Sin embargo, detrás del eco de las consignas, tenemos unas realidad invisible y dolorosa: la de niñas y adolescentes cuyas vidas no les pertenece.
Resulta paradójico que, en pleno 2026, mientas la inteligencia artificial redefine nuestro futuro, los llamados “usos y costumbres” prevalezcan por encima de los derechos de las niñas, niños y adolescentes.
Bajo el disfraz de la tradición, persiste una práctica denominada: cohabitación forzada.
Una “costumbre” que es delito.
No, no es la boda soñada, ni un acuerdo familiar romántico. La cohabitación forzada es la unión impuesta y coaccionada de una menor de 18 años con un hombre -generalmente mayor-, sin su consentimiento.
Un acto que silencia sueños, especialmente en comunidades indígenas.
Aunque el Senado de la República, ya dio un paso histórico al tipificarlo como delito federal, la lucha apenas comienza, la verdadera justicia depende de que cada Estado integre las sanciones en sus propios Códigos Locales.

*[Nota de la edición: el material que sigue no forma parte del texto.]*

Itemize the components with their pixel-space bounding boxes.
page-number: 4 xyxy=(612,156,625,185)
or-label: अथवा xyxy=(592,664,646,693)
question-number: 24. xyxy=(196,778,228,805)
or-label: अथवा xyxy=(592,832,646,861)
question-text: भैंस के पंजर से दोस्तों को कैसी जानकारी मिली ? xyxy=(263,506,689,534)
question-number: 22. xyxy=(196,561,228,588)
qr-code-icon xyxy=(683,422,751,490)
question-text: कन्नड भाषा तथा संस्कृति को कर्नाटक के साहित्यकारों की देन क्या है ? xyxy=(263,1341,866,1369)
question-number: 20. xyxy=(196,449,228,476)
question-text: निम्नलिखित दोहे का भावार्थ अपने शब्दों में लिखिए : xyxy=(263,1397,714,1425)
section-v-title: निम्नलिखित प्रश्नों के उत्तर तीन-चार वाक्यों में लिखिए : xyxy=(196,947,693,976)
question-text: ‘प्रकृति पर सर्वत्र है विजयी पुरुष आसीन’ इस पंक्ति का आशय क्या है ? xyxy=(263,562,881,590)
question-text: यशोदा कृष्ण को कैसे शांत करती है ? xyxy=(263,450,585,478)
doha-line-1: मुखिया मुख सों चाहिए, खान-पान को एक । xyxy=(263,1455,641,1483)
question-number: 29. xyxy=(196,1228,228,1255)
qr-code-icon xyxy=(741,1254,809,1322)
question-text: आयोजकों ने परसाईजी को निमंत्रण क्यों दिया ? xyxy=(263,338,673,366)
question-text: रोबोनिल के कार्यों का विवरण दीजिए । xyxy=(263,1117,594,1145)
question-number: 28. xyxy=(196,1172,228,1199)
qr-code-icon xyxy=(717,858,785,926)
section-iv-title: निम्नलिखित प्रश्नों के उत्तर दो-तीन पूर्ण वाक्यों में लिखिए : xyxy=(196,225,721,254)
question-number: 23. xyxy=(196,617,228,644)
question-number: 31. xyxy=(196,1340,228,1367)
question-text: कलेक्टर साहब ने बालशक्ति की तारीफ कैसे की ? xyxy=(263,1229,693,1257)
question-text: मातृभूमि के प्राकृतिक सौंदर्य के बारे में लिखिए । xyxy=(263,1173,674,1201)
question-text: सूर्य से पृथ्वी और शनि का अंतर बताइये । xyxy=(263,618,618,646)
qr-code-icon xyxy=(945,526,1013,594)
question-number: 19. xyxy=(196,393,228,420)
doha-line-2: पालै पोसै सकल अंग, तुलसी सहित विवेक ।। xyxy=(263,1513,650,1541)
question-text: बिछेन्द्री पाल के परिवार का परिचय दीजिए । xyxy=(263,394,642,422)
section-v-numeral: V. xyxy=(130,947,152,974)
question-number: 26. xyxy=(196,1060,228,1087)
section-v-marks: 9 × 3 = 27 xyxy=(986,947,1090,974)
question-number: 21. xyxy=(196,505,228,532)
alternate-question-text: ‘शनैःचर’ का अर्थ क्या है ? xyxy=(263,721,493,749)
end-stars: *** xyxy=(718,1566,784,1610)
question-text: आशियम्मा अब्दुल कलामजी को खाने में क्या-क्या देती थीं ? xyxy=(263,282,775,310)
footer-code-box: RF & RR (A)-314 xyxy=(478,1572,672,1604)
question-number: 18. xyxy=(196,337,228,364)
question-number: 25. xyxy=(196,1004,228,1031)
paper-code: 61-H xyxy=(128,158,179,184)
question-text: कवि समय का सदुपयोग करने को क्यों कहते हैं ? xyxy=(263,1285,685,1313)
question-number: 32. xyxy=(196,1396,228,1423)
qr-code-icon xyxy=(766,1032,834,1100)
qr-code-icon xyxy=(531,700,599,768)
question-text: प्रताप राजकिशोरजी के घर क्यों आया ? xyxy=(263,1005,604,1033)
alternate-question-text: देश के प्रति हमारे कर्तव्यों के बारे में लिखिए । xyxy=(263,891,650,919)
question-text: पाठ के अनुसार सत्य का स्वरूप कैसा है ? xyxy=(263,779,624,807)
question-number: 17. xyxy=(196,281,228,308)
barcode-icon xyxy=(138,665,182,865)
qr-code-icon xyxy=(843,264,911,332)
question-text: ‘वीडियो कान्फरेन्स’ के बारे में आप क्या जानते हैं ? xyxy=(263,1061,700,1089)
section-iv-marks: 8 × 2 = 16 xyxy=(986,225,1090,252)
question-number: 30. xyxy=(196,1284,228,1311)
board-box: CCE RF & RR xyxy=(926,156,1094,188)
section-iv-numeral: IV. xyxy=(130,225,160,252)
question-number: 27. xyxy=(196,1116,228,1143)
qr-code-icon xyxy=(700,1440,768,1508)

En Puebla, el pasado 5 de febrero se presentó la iniciativa para reformar el Código Penal por el cual se reforman el artículo 128 Bis y adiciona una Sección Novena, Denominada “Cohabitación Forzada”, al Capítulo Undécimo, denominado Delitos Sexuales, adicionando el artículo 278 Undecies, siendo el estatus actual, en trámite.
Más allá de marzo, el color violeta y las jacarandas: ¿Qué nos toca hacer?
La reflexión nos obliga a mirar más allá de la protesta anual, como sociedad y gobierno, podemos cuestionarnos lo siguiente:
¿Están las instituciones de los tres niveles de gobierno, gestionando soluciones reales o solo reaccionando?
¿Es suficiente con talleres y campañas que aparecen solo en marzo, omitiendo el resto del año?
¿Qué estamos haciendo NOSOTROS para dejar de normalizar la violencia disfrazada de tradición?
¡Niñas, no esposas! ¡Niñas, no mercancía!